The robbery occurred at the Zylks Store in Rodessa, Louisiana, in the extreme northwest portion of Caddo Parish. Mr. Carl Zylks, the proprietor of the store, testified that on the day of the robbery, a Sunday on which he is usually closed for business, he had allowed two boys (whose parents had telephoned in a special order) to enter through the back door to pick up the ordered goods. When the boys entered, a hitchhiker, whom they had seen on the highway, entered with them. The hitchhiker, identified by both boys as the defendant, left the store without making a purchase. As the two boys drove away, the hitchhiker lingered at the front of the building. Mr. Zylks testified that the robber then re-entered the store through the rear door and, after Mr. Zylks said he was closing up, the robber "come up behind and put it (a steel bar) around my neck" and said that he wanted money. Although the victim's testimony is vague as to the exact amount taken, he indicated that some ten-dollar bills, some ones, and rolls of quarters, nickels, and some pennies were taken.

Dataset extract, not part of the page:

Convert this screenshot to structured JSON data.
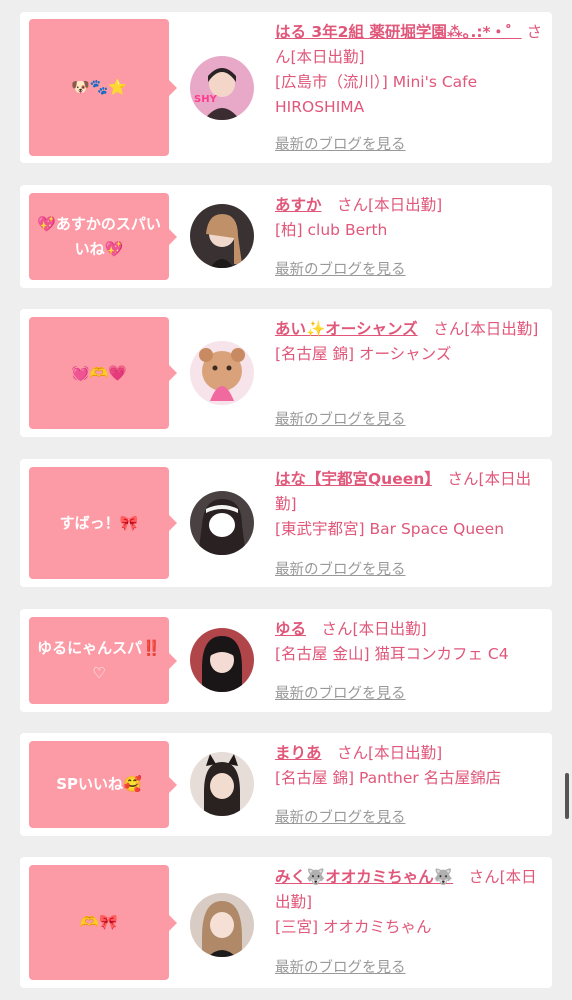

The robber then tore the telephone from the wall and used the cord to bind Mr. Zylks.

Deputy Dale Nix of the Caddo Parish Sheriff's Department arrived at the scene of the crime at about 1:30 p.m., approximately one hour after the robbery. He testified at the hearing on the motion to suppress that he obtained a description of the robber from Mr. Zylks—that of a Negro male between the ages of seventeen and twenty-one, wearing maroon pants and a dark shirt and in possession of a green trench coat (T—105).

Deputy Nix relayed this information to Deputy Roy Bain, who, in civilian clothes and in an unmarked car, proceeded north in search of the robber. He testified that he spotted the defendant wearing clothes matching the description given and carrying a rolled-up trench coat.